I promise to love me forever

I promise to love me forever

On almost every form we are forced to fill in, we are required to give details of our ‘marital status’, even though most of the time whether we are married or not has nothing to do with the reason we are completing the form.  Perhaps it would be more accurate to ask for a ‘current marital status’, since some people can quite truthfully describe themselves as widows or widowers, divorced and married all at the same time. And anyway… so what?

Yesterday I was amused to see in the newspaper that an Italian woman has married herself in a fairytale ceremony without a prince. Of course, the ceremony is not legally binding, and the woman is free to have as many affairs as she likes, but she still got to wear a beautiful wedding dress, cut a cake and have a jolly good knees-up with her friends and family. Mad? Maybe! But what fun!

Last year, another friend of mine, Trinidad, hit forty. She is a lovely, vivacious woman, very pretty and with a lovely figure, but she is a magnet for losers and cheats. Mr Right (if you are inclined to believe in such things), has still not showed up, and so she celebrated her fortieth birthday with a massive party, to celebrate that she is still alive and can fill a room with people and pay for the entire thing… with no man in tow. No wedding dress, but the same idea.

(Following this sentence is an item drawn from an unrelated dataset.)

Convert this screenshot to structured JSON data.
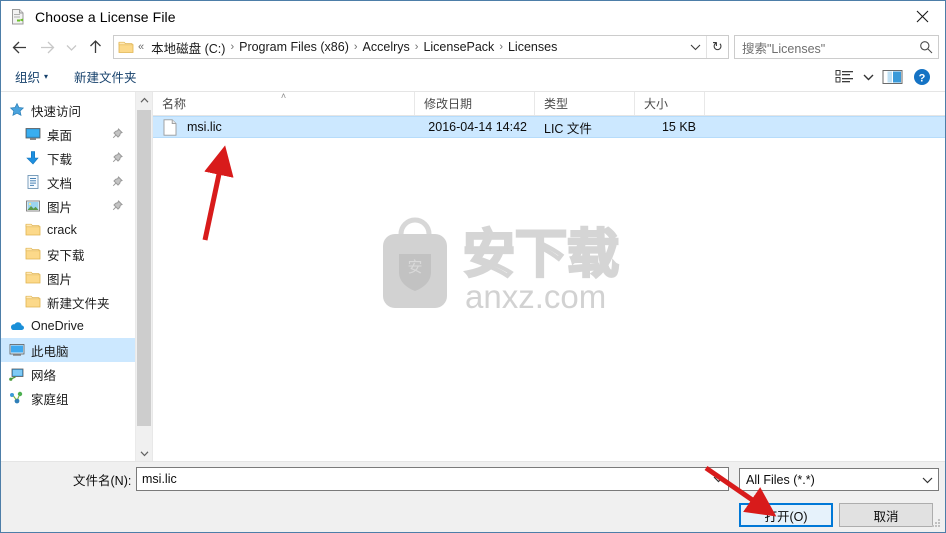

 Self-marriage is a growing trend… it even has a name… “sologamy”. And why not? We have monogamy and polygamy, or you can be single, monogamish, single, divorced, or in a common law relationship… Why not celebrate adoring yourself? We’ll all be much happier if we did.

The way I am writing this, you would think I were single, but I am not. However, I didn’t get married until I was 51 and most people would think that my relationship is pretty weird. My husband and I live together in two separate houses and only see each other at weekends. This is called ‘living apart together’ or, in Saudi Arabia, it is called misyar marriage, with the husband and wife living separately but meeting regularly. This makes sense because his business is 100 km away and he works very long hours and I am surrounded by friends in a lovely home with a big garden for my dogs and am also very busy working. Some people look down their noses at our living arrangement, but we are both very happy with it. Being apart so much means we always have plenty to talk about, and we don’t have time to argue.

Of course, there are disadvantages… we have to run two homes, but five nights of the week I get to keep the remote control and I don’t have to cook. Really, it’s the best kind of married bliss I can think of.